Russell Investments could remain under the umbrella of the London Stock Exchange (LSE) for some time yet, according to the Financial Times (FT).
In a story published last week, the FT says the sales process has “stalled, despite a months-long process to dispose of Frank Russell Investments”.
“According to two people familiar with the matter, a deal is not expected imminently,” the FT says.
Since the LSE announced this February it would hive off the Russell Investments business, acquired as part of US$2.7 billion purchase of the Frank Russell group in 2014, a number of parties, including most-recently Towers Watson and the Chinese Citic Group, have been tipped as potential buyers.
Following its merger with insurance broking firm Willis Group last month, Towers Watson is understood to have dropped out of the race.
While earlier reports suggested the price-tag for Russell Investments could hit as much as US$1.8 billion, the FT story says analysts “expect the unit to sell for less, about $1.25bn”.
(Last month the FT itself was sold to the Japanese media giant, Nikkei, for about US$1.3 billion.)
However, the FT reports, Xavier Rolet, LSE chief executive, saying the Russell Investments sell-off is “going according to plan”.
“We’re making good progress.

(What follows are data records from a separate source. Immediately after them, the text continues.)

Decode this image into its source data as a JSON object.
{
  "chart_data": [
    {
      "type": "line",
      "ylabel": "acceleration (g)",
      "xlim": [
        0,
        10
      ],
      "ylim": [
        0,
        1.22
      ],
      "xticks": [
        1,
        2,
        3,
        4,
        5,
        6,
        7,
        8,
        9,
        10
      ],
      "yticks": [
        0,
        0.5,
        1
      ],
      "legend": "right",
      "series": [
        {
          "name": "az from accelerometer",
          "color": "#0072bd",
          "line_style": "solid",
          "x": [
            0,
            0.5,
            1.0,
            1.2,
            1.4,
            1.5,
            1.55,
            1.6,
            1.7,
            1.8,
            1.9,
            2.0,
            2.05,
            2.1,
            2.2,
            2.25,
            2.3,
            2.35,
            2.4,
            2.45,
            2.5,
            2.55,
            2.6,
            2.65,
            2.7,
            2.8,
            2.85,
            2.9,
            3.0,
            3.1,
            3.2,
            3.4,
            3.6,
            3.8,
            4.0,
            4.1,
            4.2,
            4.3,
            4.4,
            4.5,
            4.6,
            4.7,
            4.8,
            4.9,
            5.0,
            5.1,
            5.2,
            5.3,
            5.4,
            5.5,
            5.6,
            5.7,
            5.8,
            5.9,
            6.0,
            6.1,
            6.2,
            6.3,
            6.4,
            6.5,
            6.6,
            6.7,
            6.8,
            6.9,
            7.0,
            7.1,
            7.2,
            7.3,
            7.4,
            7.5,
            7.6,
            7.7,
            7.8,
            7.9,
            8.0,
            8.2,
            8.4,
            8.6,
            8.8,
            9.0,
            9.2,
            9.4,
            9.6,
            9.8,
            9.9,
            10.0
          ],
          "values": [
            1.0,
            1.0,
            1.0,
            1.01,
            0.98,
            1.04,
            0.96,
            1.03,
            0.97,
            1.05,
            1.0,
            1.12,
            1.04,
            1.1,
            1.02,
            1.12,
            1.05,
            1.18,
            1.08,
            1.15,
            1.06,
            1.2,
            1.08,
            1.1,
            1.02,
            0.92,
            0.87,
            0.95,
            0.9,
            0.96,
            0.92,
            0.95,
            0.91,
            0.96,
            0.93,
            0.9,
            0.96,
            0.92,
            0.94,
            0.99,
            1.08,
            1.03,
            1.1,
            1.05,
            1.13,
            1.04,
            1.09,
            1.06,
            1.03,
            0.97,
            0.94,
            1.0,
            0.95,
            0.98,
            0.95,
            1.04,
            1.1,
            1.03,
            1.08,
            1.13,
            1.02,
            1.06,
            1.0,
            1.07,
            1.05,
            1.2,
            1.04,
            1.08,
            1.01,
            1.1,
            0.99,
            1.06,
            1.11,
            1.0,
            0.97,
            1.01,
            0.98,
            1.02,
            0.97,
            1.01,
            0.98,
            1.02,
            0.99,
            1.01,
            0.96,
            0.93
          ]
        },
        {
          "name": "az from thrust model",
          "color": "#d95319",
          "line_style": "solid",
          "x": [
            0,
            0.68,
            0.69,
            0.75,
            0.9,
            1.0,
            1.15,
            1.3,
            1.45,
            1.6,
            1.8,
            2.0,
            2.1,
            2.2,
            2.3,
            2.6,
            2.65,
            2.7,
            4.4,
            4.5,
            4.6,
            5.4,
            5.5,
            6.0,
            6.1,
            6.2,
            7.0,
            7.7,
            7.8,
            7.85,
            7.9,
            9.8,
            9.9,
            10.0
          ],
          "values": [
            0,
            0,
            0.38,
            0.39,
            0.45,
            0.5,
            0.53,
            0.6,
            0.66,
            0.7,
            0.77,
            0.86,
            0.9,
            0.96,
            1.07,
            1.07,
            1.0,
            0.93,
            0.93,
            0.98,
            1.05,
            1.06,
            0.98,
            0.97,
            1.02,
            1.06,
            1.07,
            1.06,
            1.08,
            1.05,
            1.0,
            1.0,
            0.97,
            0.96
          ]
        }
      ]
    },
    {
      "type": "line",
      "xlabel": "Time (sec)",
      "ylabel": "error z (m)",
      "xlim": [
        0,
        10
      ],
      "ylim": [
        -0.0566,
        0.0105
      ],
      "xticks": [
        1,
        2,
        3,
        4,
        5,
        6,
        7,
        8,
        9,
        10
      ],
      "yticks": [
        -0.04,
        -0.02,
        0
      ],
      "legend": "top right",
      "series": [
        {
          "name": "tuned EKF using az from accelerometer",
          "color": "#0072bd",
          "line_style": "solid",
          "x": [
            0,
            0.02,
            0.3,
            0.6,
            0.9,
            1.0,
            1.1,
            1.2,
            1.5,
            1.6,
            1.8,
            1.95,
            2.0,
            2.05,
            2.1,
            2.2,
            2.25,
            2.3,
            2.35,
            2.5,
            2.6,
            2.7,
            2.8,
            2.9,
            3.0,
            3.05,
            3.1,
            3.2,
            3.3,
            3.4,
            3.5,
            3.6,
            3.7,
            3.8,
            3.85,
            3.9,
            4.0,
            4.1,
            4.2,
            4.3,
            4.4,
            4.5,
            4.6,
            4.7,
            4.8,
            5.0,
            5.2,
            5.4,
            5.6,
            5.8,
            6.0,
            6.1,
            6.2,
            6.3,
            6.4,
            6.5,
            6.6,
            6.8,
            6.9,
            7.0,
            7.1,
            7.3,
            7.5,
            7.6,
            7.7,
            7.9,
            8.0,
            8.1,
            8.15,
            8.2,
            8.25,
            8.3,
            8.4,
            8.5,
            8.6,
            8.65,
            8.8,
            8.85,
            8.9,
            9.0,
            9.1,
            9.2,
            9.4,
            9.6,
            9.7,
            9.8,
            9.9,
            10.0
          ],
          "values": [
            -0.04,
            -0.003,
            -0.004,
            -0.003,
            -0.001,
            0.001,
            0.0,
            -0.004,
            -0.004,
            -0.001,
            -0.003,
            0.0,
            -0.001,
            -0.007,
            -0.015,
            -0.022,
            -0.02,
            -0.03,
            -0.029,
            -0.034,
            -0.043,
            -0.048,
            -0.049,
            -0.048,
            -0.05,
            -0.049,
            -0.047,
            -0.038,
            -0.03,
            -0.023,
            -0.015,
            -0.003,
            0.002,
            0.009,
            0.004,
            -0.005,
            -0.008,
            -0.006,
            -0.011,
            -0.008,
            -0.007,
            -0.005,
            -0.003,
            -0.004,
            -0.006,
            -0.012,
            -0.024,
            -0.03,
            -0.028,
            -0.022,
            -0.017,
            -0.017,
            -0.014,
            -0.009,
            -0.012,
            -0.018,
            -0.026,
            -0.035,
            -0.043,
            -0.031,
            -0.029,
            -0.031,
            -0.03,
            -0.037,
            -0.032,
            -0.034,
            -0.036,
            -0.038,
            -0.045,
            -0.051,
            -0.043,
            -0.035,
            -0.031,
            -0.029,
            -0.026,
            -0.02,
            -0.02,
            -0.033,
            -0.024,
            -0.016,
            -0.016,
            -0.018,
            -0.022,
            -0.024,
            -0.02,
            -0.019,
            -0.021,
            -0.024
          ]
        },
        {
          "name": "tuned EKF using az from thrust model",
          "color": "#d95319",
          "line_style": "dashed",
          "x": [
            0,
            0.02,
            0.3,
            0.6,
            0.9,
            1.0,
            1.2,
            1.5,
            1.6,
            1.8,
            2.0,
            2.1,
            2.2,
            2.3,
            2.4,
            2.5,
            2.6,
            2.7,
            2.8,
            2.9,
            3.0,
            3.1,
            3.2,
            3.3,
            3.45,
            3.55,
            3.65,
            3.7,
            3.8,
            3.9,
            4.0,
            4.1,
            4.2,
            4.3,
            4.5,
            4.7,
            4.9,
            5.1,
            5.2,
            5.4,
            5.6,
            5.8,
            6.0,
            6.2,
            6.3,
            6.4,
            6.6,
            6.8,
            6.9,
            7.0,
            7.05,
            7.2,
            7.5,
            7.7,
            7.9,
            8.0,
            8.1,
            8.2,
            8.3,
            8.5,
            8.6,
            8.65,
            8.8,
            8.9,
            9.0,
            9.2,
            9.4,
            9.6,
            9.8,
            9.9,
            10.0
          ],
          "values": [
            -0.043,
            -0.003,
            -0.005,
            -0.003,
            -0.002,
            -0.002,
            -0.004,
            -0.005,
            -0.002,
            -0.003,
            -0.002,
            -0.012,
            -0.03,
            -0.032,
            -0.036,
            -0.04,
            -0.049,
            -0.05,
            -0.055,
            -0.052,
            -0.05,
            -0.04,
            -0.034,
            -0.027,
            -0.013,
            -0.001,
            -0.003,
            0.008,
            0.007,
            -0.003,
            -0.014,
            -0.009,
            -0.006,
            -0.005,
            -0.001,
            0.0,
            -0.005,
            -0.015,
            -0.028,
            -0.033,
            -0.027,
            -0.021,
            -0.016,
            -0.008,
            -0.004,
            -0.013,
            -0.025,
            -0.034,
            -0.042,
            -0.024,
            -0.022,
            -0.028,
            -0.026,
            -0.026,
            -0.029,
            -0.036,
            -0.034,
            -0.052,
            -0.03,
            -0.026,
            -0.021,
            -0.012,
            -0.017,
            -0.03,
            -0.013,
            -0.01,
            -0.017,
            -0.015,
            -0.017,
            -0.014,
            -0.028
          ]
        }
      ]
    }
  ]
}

We’ve had very strong interest from four continents, a very long list of interested bidders,” Rolet is quoted in the story. “It takes a disciplined process to give each one of these bidders a fair shot to do a disciplined analysis. These things do take a few months.”
Rolet’s comments came after the LSE released its half-yearly results that included strong contributions from both the Russell index business (now merged with the exchange’s own indexing unit, FTSE) and the investments arm.
In the results announcement, the LSE says the both components of the combined FTSE Russell index business had performed strongly over the six months to the end of June with integration of the two “progressing well”.
“Further integration plans are well developed and roll out of the next stages will continue in the months ahead,” the LSE release says. “In the meantime, both Index businesses are performing well: ETF AUM benchmarked to FTSE grew 8% to $230 billion and Russell ETF AUM increased 16% to $159 billion.”
Over the same half-year period, Russell Investments reported income of £498.2 million (or about US$770 million), the LSE release says.
“The Group received a number of expressions of interest in a potential acquisition of the Investment Management business, and we continue to make good progress with the sale process,” the LSE says. “More information will be provided in due course.”
According to the release, the LSE should complete the full separation of the Russell investment and index businesses before the “conclusion of the sale process”.
“In the meantime, Russell Investment Management will continue its focus on client service, growth and innovation,” the LSE says.